La passione di Cristo diventa via Crucis dell'uomo e la processione del venerdì santo, nelle parole del vescovo Paglia, da rievocazione storico-religiosa si incarna qui ed ora, attraversando le tante vie dolorose dell'umanità.
“Gesù è morto a fianco a due uomini condannati a morte giustamente” dice il vescovo in Cattedrale, al termine dell'itinerario che, partito da porta Sant'Angelo, ha portato la statua del Cristo morto lungo via Cavour, piazza del Popolo, via Roma e via dell'Arringo fino a giungere in piazza Duomo.
“Ma non c'è nessuno che muore giustamente. Nessuno”.
Un riferimento indiretto, forse, anche a Vittorio Arrigoni, ucciso pochi giorni fa proprio in Terra Santa. Ma il vescovo invita a non piangere solo chi muore giovane. “Spesso ci dimentichiamo gli anziani, e li lasciamo soli”.
Lo stesso Vangelo appena letto, poi, rimanda all'attualità: “Ad aiutare Gesù a portare la croce è stato un Cireneo. Oggi proprio dalla Cirenaica arrivano persone che hanno bisogno di aiuto”.
“Ma non possiamo lasciar passare così queste vicende. Non possiamo lasciare che le cose vadano in questo mondo, non possiamo accettare che il mar Mediterraneo diventi la tomba di centinaia di migliaia di cirenei”.
Il pensiero va poi ai giovani “che per trovare un po' di felicità devono cercare forme chimiche di estasi”. “Abbiamo bisogno di occhi e cuori che si aprano di più . Per questo torna ogni anno il venerdì santo. Perché ognuno di noi si lasci toccare”.

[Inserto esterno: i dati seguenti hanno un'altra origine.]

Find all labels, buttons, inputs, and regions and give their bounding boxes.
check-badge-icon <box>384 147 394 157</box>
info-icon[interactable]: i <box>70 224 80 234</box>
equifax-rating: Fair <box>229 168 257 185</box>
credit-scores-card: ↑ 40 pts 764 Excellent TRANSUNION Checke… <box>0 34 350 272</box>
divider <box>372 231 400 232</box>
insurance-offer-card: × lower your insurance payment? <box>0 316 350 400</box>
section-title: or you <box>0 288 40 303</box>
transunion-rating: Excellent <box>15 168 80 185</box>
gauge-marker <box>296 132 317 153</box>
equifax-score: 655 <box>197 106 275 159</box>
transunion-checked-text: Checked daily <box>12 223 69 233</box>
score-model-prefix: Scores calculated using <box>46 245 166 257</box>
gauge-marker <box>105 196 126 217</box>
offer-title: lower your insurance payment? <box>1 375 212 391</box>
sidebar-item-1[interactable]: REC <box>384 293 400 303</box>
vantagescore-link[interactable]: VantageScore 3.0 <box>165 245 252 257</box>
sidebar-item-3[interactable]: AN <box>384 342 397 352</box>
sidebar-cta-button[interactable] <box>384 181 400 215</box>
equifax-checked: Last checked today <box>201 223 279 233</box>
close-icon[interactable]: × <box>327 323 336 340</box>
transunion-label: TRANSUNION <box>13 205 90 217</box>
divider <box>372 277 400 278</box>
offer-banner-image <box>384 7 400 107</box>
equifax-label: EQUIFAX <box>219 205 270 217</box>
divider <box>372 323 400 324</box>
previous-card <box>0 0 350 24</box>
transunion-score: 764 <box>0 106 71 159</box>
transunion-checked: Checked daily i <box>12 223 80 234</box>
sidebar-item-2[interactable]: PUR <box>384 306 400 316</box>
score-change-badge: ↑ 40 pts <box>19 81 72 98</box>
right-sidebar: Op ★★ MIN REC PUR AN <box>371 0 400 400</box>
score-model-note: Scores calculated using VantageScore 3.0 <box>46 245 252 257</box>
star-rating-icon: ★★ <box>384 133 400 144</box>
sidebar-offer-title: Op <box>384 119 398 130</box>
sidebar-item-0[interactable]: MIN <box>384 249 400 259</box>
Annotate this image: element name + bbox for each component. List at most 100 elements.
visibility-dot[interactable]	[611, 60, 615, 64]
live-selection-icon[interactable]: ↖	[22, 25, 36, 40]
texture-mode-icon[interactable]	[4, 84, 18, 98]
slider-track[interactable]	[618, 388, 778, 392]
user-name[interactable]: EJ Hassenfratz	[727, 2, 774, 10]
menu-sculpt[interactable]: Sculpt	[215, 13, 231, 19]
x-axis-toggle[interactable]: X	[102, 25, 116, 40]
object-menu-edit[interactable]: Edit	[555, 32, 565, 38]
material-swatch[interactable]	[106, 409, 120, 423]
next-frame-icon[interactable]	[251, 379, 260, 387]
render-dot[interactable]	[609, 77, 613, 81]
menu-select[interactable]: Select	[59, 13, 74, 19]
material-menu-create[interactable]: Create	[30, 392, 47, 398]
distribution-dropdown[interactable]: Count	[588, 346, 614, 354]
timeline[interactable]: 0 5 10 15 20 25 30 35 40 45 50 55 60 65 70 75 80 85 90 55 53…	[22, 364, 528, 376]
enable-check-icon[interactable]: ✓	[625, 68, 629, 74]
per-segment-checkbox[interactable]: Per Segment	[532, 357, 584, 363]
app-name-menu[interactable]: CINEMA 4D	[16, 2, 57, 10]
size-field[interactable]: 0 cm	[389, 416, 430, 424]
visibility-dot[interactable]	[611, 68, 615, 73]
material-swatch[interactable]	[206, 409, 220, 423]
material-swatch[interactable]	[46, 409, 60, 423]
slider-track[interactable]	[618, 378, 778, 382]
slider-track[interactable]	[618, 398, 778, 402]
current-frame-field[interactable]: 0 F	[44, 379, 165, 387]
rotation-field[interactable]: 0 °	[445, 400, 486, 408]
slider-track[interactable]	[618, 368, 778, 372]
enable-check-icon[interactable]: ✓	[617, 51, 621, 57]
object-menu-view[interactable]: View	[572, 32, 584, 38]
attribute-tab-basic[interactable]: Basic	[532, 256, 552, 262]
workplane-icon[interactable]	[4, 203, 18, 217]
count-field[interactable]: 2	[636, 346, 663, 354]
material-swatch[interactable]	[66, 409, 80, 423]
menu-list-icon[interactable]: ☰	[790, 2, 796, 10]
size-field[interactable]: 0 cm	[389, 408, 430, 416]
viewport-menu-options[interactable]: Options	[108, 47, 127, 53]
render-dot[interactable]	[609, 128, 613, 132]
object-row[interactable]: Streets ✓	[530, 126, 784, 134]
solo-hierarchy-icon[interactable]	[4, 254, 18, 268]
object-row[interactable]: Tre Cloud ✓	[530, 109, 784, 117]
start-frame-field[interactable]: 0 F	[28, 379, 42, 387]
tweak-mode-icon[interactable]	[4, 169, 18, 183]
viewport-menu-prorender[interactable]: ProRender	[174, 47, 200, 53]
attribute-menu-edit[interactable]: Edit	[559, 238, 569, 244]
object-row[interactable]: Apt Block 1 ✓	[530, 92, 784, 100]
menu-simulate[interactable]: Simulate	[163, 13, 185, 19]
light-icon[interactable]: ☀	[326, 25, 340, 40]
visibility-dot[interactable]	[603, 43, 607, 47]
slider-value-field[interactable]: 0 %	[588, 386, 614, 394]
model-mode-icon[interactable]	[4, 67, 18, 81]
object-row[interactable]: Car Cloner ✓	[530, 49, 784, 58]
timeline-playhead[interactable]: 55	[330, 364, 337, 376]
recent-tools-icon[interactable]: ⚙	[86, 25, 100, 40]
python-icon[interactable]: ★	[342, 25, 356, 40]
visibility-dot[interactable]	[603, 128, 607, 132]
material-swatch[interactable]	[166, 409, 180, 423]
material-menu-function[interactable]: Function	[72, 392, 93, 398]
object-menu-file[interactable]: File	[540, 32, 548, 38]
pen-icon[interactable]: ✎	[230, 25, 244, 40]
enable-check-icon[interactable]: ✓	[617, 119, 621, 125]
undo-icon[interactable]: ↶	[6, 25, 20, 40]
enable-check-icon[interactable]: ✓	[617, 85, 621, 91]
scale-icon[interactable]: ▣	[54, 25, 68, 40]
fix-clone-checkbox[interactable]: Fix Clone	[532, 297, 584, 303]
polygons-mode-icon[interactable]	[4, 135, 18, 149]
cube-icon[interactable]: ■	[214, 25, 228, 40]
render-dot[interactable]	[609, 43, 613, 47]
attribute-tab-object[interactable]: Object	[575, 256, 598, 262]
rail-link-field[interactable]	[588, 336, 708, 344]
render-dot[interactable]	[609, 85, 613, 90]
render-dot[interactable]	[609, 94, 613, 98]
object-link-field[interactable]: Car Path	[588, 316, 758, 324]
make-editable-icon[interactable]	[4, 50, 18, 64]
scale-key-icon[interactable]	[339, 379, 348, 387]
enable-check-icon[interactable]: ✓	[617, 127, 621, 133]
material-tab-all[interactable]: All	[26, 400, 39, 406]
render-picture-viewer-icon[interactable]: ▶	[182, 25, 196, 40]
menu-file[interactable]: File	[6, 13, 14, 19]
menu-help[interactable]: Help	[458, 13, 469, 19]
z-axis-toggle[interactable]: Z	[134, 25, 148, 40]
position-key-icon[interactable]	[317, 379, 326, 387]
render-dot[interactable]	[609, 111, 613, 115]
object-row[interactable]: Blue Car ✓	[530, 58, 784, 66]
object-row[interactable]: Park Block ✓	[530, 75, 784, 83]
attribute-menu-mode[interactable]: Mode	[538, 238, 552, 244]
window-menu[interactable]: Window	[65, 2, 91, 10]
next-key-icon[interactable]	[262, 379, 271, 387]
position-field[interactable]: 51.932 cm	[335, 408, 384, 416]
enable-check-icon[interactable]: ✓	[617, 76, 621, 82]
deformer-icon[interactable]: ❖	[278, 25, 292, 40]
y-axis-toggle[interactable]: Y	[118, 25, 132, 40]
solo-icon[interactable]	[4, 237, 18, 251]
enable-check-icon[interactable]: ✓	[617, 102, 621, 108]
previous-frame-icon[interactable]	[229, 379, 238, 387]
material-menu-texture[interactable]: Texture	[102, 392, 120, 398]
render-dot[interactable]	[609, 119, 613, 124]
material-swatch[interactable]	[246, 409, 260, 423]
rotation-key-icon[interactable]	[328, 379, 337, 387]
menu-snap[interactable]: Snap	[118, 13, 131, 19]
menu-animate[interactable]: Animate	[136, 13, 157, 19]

“Gesù – incalza il vescovo – non è morto invano se ciascuno di noi questa sera va via di qui come il centurione che esclama 'davvero costui era figlio di Dio'. E Gesù non aveva fatto una lunga predica come noi preti. E' semplicemente morto pensando agli altri. Questa predica breve ma così effiace colpi quel centurione romano e gli aprì il cuore alla fede. E la tradizione narra che questo centurione divenne un discepolo di Gesù”.
Paglia invita infine a pregare per Terni e per l'Italia “perché ciascuno di noi impari da questa morte a vivere un po' più per gli altri e un po' meno per sé”. “Facciamo correre un po' più di solidarietà, di umanità e quel terremoto che il signore provocò quel venerdì santo tocchi i nostri cuori. Lasciamo che quell'amore di Gesù apra uno spiraglio nel buio della nostra vita perché ciascuno di noi ne ha bisogno. Ciascuno di noi sa che è stato sempre più felice quando ha reso felice un'altra persona”.
“La resurrezione – conclude il vescovo – può diventare una luce di speranza per la nostra città e per il nostro paese, che ha bisogno di una nuova luce e di un nuovo esempio”.